As per Prime Minister Modi, since 2014, the Government of India has brought in various reforms across the Oil and Gas sector, covering exploration and protection, natural gas, marketing and distribution. The Government is taking initiatives to increase the share of natural gas in India's energy basket from 6% to 15% to move towards a gas-based economy that would be cheaper, convenient and environment-friendly.
1- The pipeline would improve the ease of living in both the states and reduce the expenses of the poor, middle class and entrepreneurs of both the states-- Kerala and Karnataka.
2- It would become the base of the Gas Distribution System and CNG based system in many cities.
3- The pipeline would provide clean energy to Mangalore Refinery, thereby reducing the pollution in both the states.
4- The pipeline will have a direct impact on the environment, akin to planting millions of trees which in turn would reduce the pollution in both the states.
5- It will also improve people's health and reduce their health-related expenditure and is expected to attract tourists to the city.
6- It has also generated 1.2 million man-days of employment.
7- It would also develop a new ecosystem of employment and self-employment after its commissioning, helping India's fertilizer, petrochemical and power sector.
8- It is also expected to help India in saving thousand of crores of foreign exchange for the country.
In 2007, the project to build pipelines from Kochi to Mangaluru and to Bengaluru was envisaged. In 2009, single window clearance to the project was given by the then Kerala CM V. S. Achuthanandan (CPM) at an estimated cost of Rs. 2,915 crores which went up to Rs. 5,750 crores due to delays in its construction.
The project was expected to be completed by the year 2013. However, locals started protesting against the project as they wanted the alignment of the pipeline along a sea route rather than inhabited areas.
In 2011, under Oommen Chandy administration (Congress), the CPM (then in opposition) stood in solidarity with the protestors against the project. In addition to this, local leaders of the United Democratic Front (UDF) too joined the agitation. As a result, the government suspended the survey and GAIL suspended the contracts.
In 2016, under the Pinarayi Vijayan administration (CPM), the project was revived and no one questioned the decision made by the government. The local leaders stepped back from their protest and the compensation amount for the acquired land was increased while the width of the land to be acquired was decreased.
A 44-km line was laid in Kochi in the first phase which linked the terminal with local industrial users such as Barat Petroleum Corporation Limited (BPCL). In a bid to provide natural gas to domestic customers, Indian Oil Corporation (IOC) inked a pact with Adani Gas Limited.
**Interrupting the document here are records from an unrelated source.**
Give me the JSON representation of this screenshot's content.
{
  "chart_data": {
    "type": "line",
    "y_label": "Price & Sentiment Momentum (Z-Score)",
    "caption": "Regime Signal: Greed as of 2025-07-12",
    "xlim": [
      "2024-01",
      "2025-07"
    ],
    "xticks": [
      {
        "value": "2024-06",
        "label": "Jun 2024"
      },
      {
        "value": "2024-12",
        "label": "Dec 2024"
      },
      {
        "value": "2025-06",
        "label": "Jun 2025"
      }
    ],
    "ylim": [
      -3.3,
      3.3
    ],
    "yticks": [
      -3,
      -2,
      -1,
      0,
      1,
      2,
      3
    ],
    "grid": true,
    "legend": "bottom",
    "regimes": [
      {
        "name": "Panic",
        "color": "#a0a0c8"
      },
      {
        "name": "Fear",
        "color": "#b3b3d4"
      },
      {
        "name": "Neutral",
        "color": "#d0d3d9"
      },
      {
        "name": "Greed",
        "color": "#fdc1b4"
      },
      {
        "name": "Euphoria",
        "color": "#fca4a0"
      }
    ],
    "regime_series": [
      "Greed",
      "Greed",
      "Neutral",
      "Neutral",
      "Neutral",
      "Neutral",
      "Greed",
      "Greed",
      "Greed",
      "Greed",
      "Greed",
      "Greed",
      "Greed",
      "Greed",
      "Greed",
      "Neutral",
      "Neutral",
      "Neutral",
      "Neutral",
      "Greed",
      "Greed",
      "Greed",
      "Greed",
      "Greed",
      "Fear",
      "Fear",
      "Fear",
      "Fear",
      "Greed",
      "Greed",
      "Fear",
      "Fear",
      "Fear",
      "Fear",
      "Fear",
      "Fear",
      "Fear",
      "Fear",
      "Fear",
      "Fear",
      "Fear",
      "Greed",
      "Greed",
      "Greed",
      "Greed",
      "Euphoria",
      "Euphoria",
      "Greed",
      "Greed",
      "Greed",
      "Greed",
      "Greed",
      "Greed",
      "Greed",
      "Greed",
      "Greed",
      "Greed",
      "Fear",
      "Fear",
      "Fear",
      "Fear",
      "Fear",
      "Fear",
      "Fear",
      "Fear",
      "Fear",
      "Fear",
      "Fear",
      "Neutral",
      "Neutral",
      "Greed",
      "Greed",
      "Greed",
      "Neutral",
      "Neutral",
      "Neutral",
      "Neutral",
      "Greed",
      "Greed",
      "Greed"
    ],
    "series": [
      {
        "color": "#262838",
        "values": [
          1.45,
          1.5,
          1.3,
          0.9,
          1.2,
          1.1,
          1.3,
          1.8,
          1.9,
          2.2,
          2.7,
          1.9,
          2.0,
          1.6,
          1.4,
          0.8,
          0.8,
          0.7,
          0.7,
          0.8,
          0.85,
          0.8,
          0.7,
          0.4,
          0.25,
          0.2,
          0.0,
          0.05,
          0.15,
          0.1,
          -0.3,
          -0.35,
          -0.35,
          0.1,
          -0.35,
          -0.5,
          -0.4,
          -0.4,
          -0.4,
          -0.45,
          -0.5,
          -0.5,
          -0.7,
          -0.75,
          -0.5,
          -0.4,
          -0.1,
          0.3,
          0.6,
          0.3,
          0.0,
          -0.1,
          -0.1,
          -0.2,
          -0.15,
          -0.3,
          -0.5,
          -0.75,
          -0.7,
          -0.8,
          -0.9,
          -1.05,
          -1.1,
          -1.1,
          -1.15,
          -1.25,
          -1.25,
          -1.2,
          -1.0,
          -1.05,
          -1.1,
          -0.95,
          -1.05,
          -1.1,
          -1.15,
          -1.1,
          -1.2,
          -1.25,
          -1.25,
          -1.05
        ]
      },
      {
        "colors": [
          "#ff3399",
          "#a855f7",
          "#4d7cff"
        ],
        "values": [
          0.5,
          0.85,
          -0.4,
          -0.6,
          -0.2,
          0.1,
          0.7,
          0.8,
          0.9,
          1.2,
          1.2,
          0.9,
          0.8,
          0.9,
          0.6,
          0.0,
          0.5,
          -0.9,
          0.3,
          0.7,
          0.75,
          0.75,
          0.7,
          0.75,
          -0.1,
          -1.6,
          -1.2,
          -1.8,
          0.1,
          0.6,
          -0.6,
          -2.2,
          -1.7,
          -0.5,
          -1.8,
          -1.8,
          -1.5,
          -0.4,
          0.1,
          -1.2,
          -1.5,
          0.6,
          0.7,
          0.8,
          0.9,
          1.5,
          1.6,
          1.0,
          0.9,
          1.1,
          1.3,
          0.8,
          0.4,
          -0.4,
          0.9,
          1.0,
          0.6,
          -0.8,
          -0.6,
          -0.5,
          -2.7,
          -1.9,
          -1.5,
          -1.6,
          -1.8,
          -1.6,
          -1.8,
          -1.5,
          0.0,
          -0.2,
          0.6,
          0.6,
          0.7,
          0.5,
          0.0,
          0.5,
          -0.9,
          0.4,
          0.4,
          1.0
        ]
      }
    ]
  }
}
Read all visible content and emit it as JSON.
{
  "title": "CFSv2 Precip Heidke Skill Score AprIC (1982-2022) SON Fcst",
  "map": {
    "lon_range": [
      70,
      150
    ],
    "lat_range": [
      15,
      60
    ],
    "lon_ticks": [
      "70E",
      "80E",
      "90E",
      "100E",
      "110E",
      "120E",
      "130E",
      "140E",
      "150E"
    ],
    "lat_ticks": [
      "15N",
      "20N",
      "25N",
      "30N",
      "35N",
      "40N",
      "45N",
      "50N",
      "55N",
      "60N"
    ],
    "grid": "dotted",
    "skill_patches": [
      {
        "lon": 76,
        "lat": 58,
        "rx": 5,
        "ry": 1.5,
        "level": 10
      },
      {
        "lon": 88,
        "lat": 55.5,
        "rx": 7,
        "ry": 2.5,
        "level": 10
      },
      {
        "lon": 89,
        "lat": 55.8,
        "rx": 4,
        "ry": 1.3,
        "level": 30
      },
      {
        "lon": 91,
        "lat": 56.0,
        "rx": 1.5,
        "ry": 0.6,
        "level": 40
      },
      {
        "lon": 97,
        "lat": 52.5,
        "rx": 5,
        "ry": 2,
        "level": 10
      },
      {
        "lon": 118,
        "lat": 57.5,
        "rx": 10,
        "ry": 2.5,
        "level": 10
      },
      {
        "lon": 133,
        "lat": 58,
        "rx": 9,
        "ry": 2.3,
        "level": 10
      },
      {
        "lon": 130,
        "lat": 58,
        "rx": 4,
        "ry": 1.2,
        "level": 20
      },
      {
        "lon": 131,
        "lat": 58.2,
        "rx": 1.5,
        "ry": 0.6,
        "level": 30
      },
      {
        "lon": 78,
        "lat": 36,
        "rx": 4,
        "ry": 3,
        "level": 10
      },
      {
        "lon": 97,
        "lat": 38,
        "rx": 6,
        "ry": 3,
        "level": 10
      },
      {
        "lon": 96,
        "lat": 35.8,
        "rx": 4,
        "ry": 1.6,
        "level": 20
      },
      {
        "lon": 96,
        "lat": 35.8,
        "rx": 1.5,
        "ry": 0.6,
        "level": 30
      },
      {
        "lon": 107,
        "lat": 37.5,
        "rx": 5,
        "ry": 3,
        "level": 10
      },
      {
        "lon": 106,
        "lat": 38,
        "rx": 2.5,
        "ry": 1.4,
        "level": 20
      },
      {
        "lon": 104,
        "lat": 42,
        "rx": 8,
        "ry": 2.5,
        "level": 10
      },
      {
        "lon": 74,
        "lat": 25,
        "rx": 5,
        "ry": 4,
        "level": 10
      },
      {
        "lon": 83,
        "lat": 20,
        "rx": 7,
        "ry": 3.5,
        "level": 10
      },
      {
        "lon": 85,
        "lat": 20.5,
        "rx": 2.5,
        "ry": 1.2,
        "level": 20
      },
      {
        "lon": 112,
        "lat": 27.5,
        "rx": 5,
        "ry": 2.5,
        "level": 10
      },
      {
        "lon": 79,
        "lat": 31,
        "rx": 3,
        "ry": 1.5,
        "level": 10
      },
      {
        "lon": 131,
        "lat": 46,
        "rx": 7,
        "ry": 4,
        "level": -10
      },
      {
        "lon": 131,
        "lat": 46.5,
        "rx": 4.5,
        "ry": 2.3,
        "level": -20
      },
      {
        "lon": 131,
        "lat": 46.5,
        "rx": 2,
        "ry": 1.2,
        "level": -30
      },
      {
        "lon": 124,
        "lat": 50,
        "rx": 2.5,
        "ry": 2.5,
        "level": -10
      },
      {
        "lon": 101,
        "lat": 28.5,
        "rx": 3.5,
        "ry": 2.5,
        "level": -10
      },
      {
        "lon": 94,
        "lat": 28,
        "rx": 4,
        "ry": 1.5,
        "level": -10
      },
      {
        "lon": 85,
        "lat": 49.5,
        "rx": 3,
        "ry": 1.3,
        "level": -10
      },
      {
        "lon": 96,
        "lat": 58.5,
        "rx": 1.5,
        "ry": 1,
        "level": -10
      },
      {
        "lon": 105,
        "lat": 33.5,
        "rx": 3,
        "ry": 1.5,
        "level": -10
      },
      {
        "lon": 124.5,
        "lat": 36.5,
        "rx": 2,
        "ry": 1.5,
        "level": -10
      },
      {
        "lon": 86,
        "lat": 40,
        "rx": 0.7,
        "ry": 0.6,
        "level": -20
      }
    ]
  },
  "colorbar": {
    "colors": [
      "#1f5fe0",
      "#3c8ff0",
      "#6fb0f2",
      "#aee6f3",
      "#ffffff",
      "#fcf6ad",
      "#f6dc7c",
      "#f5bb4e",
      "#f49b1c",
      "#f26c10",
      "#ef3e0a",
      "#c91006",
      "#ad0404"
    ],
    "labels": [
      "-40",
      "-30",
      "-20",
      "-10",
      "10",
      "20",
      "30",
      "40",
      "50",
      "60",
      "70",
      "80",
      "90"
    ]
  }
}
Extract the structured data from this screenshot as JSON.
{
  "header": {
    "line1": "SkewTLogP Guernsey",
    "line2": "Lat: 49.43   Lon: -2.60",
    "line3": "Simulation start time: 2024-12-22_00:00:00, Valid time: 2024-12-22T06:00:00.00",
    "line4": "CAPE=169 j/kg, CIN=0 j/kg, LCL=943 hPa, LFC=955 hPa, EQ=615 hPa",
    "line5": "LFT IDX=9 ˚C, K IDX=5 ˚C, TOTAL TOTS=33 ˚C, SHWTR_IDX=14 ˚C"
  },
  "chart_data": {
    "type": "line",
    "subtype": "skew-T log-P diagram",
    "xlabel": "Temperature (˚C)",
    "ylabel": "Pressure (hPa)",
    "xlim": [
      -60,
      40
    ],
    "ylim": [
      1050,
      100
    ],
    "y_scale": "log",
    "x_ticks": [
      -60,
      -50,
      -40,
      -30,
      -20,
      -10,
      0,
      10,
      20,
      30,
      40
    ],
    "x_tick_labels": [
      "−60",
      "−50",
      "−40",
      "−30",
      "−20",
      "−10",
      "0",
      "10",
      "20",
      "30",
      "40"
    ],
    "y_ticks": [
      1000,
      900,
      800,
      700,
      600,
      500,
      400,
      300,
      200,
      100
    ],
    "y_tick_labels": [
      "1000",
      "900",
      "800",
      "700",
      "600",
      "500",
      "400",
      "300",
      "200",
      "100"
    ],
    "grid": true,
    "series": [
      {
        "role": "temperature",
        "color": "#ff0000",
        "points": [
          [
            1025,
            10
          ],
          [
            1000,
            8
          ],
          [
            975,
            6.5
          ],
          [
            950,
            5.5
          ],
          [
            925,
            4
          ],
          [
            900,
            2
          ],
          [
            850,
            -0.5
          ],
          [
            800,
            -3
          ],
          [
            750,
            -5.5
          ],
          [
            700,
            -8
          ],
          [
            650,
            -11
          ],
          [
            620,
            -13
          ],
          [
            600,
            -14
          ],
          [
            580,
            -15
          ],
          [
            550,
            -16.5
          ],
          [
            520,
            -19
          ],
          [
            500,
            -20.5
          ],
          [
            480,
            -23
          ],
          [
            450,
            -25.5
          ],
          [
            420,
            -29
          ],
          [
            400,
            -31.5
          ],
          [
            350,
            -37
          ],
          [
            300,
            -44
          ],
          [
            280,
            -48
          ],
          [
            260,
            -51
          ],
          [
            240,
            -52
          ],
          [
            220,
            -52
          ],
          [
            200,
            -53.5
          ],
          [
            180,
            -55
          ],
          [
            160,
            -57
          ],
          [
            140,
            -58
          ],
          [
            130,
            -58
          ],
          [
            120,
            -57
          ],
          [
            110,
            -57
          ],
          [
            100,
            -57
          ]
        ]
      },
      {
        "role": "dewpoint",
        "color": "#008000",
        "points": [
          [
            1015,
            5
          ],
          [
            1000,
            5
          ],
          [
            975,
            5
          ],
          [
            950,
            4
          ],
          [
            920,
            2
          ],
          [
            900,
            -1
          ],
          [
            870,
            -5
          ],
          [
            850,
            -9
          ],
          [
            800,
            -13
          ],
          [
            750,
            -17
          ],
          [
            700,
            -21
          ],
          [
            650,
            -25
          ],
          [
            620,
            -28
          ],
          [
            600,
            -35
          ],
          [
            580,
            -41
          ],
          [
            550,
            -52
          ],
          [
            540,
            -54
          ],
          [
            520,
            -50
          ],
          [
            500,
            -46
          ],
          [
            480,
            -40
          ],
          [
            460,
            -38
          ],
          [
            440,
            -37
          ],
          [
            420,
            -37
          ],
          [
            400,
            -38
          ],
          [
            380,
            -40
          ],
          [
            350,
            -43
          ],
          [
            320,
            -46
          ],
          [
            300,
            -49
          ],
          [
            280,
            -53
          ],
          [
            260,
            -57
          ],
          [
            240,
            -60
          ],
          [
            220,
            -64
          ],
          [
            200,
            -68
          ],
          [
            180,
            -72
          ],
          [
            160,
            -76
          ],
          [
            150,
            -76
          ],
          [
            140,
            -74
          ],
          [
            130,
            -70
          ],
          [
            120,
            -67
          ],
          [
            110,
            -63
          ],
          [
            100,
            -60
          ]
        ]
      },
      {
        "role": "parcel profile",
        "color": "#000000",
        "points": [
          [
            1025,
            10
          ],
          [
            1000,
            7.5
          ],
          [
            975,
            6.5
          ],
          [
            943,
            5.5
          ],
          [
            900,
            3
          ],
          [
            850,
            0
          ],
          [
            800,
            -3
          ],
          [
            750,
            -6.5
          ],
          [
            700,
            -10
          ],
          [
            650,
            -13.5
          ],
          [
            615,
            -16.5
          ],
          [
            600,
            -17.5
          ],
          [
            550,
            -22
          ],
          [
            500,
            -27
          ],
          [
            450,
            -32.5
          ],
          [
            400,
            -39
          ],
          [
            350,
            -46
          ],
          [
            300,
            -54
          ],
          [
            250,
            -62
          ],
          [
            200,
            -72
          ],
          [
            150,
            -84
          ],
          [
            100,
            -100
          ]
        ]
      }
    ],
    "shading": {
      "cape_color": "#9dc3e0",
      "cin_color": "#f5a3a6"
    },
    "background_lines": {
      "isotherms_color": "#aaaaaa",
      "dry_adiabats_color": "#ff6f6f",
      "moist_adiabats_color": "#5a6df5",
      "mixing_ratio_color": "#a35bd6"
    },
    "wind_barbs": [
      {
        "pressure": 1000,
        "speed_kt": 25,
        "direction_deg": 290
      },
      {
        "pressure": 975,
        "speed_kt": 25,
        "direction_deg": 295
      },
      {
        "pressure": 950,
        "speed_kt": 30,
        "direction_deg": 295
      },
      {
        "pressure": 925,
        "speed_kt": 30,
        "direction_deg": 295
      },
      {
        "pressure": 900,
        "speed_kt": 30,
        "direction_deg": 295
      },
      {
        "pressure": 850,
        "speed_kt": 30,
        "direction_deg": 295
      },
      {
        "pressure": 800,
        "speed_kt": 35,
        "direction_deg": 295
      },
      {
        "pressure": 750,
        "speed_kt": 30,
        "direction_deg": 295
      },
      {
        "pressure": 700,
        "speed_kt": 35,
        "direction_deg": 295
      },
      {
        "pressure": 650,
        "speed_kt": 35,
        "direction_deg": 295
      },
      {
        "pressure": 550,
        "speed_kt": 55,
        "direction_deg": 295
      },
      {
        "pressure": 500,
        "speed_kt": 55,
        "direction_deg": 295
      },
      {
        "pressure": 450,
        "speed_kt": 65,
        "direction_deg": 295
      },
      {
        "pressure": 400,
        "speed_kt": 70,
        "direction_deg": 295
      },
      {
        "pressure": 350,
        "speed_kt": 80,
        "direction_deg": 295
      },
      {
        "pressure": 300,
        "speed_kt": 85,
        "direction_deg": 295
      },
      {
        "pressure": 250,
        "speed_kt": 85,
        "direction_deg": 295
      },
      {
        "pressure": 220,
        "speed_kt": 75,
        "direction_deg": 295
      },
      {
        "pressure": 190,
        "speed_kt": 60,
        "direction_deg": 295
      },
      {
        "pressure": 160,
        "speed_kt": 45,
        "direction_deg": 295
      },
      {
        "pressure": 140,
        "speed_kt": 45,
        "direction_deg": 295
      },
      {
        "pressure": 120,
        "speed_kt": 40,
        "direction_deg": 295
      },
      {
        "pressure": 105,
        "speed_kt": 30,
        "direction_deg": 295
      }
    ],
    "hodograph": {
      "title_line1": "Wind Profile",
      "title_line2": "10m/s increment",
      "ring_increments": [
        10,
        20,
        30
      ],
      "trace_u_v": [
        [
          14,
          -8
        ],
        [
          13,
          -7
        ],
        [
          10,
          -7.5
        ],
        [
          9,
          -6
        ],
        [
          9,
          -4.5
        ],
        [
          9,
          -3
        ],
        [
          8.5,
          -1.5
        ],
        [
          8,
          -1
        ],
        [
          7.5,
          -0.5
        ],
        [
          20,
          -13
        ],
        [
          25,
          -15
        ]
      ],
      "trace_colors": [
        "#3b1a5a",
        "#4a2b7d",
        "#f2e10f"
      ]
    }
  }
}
The pipeline passes through seven districts of Kerala to carry natural gas from Kochi to Bengaluru and Mangaluru in the second phase. The Kochi-Mangaluru section has been opened while the work is underway in Bengaluru section.
The pipeline will deliver Liquefied Natural Gas (LNG) from a terminal in Kochi at a cost of Rs 4,500. The terminal was built by Petronet LNG in the year 2013.
It is to be noted that 2,750 domestic gas connections have already been provided in Kochi and work for the supply in other towns is underway. Also, after the pipeline was laid, the farmers were allowed to cultivate the crops except for the deep-rooted ones.
As per several reports, the pipeline supplies 3.8 million cubic metres of gas per day to industrial as well as residential customers in Kochi and is expected to cross 4 million cubic metres in the city itself.